After serving as an instructor at the Army War College from 1921 to 1923, Furushō became Chief of the 1st Section (Organization & Mobilization), 1st Bureau, Imperial Japanese Army General Staff from 1923 to 1925. He was then given command of the 2nd Imperial Guards Regiment, continuing his long association with the Imperial Guard, from 1925 to 1927.

After serving with the Ministry of War from 1927 to 1928, Furushō was promoted to major general and given command of the IJA 2nd Infantry Brigade. He returned to various administrative positions within the General Staff from 1929 to 1934.

Promoted to lieutenant general in 1933, Furushō took command of the IJA 11th Division in 1934. He subsequently served as Vice Minister of War from 1935 to 1936.

In 1936, Furushō became Head of Army Aeronautical Department, but in 1937 was appointed Commander in Chief of the Taiwan Army District.
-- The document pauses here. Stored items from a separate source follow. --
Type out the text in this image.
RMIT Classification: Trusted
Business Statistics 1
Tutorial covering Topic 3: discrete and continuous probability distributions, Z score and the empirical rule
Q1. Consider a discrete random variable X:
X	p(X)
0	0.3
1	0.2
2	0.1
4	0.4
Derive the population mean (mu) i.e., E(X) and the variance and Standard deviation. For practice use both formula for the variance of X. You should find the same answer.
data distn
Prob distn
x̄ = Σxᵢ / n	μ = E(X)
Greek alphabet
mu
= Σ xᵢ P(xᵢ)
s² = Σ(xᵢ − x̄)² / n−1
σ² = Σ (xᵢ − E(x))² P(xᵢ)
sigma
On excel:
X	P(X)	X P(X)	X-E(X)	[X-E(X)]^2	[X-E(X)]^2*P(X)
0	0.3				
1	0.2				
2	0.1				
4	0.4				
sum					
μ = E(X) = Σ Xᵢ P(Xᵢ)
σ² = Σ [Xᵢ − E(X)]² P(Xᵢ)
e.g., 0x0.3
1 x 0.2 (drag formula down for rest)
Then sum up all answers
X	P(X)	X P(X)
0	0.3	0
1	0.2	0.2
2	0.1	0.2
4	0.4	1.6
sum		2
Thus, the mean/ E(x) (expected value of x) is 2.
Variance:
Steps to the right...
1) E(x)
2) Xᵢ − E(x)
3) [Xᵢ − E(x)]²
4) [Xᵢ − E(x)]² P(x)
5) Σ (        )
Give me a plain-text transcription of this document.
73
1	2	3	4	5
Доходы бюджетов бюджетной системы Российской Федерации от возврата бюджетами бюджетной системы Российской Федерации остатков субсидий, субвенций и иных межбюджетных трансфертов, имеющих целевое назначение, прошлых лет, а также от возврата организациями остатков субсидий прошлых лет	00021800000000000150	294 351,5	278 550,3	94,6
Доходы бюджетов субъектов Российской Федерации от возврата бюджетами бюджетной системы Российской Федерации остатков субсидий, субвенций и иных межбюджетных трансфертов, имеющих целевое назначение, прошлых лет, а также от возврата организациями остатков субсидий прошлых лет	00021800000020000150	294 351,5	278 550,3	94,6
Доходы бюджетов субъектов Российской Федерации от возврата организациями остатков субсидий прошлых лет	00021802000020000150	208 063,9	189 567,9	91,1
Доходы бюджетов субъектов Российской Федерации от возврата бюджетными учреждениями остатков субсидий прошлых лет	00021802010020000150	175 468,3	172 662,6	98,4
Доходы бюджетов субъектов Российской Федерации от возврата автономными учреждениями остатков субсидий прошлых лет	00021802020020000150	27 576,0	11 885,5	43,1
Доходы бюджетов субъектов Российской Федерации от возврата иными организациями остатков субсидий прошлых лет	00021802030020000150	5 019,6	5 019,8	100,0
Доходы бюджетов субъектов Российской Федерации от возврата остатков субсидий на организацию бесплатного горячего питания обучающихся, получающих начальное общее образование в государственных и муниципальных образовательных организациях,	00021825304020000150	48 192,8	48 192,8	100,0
With the start of the Second Sino-Japanese War in 1937, Furushō went to China as commander of the Japanese Fifth Army. In 1938, he became commander of the Japanese Twenty-First Army. He returned to Japan in 1938, was promoted to full general and served as a member of the Supreme War Council until his death in 1940. His grave is at Tama Cemetery, in Fuchū, Tokyo.